“By working together with local communities, we are working towards conserving biodiversity, enabling the recovery of species at risk, and ensuring that Indigenous people are meaningfully engaged in conservation. My congratulations goes out to the Unama’ki Institute of Natural Resources in leading this collaborative effort.”
– Jaime Battiste, Member of Parliament for Sydney-Victoria, Nova Scotia
“In Cape Breton-Canso, we are fortunate to be surrounded by nature. We need to do our part to conserve it and that means protecting the 18 species at risk, including Canada Warbler and Wood Turtle. If we want to fight climate change and protect the ecosystem in Cape Breton and northeastern Nova Scotia, conservation is critical. This on-the-ground work led by the Unama’ki Institute of Natural Resources showcases what can be achieved for Canada’s biodiversity through passion, collaboration and hard work.”
– Mike Kelloway, Member of Parliament for Cape Breton-Canso, Nova Scotia
“The Mi’kmaq have been stewards of this land for thousands of years. We were the original caretakers of this land and understood that we are all connected and interdependent with the land and all our relations. We look forward to working in collaboration with our partners to bring this perspective and understanding to species at risk recovery efforts in the Bras d’Or watershed.”
– Chief Rod Googoo, We’koqma’q First Nation
“The concept of Msit Nokmaq or All our Relations is woven through this conservation project to remind us that we are interconnected with all aspects of our natural world. It is the inherent responsibility of Indigenous people, and indeed all humans, to be the eyes, ears and voice for all species.”
– Mi’kmaq Elder Albert Marshall, Eskasoni First Nation, and UINR’s Elder Advisor
The project focuses on identifying key habitats and species hotspots using existing data and then filling information gaps by monitoring the land and working with traditional knowledge holders. The public will be engaged through social media campaigns highlighting the significance of species at risk on the lands and through management plans that will be developed and distributed to improve land management practices.
In the first year of the project, a Wood Turtle (Mikjikj) was spotted in a section of a stream that has never had a documented turtle sighting, and Yellow-banded Bumblebees (Amu) have been counted in numbers that were higher than expected.

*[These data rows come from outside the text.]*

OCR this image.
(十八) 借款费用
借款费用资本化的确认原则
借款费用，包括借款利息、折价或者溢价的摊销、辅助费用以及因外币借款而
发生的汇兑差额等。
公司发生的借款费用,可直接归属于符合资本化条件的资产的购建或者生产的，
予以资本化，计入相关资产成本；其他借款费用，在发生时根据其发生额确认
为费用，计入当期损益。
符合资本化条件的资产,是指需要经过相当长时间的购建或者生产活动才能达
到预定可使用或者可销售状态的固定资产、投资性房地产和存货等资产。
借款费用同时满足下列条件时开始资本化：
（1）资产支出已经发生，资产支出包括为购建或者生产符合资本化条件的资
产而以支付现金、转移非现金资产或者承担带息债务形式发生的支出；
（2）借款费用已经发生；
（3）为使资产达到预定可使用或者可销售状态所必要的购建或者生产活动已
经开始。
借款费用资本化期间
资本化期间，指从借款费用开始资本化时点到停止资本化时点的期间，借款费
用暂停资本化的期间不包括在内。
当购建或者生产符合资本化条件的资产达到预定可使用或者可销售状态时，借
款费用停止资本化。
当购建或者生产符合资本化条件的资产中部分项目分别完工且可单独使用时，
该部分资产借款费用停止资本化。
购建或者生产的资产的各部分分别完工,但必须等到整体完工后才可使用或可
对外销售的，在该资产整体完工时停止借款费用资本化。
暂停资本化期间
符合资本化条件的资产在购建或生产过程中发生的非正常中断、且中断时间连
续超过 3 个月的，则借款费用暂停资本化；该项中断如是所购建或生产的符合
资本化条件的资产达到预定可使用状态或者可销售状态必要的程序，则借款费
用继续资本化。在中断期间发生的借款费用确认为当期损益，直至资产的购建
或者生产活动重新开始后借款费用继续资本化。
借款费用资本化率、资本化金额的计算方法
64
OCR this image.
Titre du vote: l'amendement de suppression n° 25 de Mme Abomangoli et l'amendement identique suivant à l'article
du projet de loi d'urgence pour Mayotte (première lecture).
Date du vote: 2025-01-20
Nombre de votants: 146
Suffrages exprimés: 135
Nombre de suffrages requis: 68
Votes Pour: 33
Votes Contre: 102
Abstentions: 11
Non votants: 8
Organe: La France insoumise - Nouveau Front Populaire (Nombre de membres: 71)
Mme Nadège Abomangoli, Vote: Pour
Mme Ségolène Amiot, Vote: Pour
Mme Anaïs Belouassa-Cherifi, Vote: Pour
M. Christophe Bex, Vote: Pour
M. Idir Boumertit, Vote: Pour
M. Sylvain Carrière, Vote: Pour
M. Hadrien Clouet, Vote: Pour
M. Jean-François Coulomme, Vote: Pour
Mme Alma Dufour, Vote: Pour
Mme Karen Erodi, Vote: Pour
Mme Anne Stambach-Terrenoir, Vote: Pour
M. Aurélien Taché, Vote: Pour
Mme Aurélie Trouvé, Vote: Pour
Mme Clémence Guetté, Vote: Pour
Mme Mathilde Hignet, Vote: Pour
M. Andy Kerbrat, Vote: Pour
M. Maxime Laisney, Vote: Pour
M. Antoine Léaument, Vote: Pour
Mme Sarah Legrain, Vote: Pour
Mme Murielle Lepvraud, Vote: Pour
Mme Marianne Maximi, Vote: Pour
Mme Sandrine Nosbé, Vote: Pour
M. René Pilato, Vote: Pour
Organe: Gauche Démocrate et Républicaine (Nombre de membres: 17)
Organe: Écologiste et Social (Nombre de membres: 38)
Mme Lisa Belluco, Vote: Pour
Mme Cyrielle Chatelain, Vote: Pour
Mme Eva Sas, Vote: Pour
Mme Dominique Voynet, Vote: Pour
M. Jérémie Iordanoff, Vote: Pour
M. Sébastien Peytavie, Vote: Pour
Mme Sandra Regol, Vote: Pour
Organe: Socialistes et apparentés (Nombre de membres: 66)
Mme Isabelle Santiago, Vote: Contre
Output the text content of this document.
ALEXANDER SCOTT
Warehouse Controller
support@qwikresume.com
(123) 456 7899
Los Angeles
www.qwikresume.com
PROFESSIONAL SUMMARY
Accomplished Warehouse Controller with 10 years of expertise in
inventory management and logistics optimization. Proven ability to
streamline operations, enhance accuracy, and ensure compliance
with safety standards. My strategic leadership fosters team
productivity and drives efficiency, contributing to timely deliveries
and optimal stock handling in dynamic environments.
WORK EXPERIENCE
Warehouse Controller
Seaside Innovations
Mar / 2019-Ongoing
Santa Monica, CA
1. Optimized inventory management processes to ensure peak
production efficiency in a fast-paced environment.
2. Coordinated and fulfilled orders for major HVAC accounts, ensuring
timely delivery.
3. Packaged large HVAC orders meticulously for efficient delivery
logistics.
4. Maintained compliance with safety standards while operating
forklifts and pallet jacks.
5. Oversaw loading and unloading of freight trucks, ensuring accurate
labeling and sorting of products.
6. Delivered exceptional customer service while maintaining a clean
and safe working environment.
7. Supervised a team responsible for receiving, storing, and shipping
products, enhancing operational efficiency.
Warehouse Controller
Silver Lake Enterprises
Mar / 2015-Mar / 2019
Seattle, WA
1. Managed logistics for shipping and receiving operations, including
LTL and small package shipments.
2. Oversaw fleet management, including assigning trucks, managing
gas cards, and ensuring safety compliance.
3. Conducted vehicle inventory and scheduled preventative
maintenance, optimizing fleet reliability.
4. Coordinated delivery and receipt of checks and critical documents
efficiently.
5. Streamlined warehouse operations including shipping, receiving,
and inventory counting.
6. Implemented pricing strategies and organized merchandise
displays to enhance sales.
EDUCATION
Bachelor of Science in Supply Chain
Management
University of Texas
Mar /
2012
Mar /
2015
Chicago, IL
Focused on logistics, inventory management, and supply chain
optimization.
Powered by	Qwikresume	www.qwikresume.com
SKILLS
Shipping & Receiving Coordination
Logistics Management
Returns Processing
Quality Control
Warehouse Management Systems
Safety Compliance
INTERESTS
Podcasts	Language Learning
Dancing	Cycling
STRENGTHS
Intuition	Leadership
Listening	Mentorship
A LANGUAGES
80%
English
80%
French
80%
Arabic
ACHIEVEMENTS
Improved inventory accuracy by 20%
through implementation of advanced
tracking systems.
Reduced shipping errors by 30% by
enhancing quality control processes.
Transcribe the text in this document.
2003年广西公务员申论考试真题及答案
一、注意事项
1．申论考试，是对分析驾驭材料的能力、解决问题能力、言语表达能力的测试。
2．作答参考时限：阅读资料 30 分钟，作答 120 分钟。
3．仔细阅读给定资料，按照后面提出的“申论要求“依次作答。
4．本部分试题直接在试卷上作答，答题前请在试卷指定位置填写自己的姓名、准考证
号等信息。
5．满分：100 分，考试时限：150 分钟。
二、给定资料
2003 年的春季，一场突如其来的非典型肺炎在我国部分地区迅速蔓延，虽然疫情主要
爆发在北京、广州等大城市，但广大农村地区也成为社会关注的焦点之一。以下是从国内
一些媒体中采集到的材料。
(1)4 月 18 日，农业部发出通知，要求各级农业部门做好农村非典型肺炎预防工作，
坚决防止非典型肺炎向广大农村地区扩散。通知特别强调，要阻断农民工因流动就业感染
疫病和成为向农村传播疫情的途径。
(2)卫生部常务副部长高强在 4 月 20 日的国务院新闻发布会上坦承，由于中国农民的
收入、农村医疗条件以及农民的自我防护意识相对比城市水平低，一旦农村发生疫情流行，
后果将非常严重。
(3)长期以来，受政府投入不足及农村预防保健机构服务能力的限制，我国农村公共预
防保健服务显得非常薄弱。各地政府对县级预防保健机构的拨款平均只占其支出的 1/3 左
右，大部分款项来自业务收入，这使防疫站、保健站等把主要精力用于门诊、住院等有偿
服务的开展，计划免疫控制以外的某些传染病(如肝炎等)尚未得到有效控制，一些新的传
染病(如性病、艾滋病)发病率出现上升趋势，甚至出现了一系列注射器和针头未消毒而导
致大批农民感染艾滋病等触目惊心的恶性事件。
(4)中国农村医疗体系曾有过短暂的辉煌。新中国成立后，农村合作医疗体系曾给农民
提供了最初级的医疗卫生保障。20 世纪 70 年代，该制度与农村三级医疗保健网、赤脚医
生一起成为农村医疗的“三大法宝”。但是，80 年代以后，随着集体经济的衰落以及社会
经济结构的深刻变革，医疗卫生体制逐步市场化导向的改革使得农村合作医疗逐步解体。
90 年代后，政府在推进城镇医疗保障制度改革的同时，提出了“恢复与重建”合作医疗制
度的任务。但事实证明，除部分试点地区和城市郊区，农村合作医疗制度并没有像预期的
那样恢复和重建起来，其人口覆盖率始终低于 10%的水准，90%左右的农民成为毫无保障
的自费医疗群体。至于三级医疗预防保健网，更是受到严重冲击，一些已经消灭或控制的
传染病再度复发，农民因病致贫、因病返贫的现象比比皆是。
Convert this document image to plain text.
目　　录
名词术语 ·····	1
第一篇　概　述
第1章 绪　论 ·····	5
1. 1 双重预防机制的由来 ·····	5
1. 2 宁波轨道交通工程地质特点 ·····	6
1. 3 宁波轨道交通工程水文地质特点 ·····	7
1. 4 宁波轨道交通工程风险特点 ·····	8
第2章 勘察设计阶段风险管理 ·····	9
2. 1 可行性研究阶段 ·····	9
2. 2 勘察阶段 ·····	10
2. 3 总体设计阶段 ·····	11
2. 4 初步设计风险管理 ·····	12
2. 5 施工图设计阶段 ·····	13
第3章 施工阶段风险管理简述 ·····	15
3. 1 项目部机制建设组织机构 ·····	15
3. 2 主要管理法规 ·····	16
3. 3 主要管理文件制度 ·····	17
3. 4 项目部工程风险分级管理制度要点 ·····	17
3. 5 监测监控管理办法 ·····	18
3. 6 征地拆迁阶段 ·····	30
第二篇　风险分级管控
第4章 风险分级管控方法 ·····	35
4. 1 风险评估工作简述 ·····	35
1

Project partners include: Atlantic Canada Conservation Data Centre, Cape Breton Private Land Partnership, Cape Breton University, Bras d’Or Lake Collaborative Environmental Planning Initiative, Mi’kmaw Kinamatnewey, Nature Conservancy of Canada, Pitu’paq, Port Hawkesbury Paper, and NS Department of Lands and Forestry, Environment and Climate Change Canada – Canadian Wildlife Service, Atlantic Region.
Through Budget 2018, the Government announced $1.35 billion for the Nature Legacy initiative. This amount represents the largest investment in nature conservation in Canadian history.
Canada Nature Fund’s Community-Nominated Priority Places for Species at Risk is a $15.6 million, 4-year funding initiative administered by ECCC to support community-led projects that protect and conserve species at risk.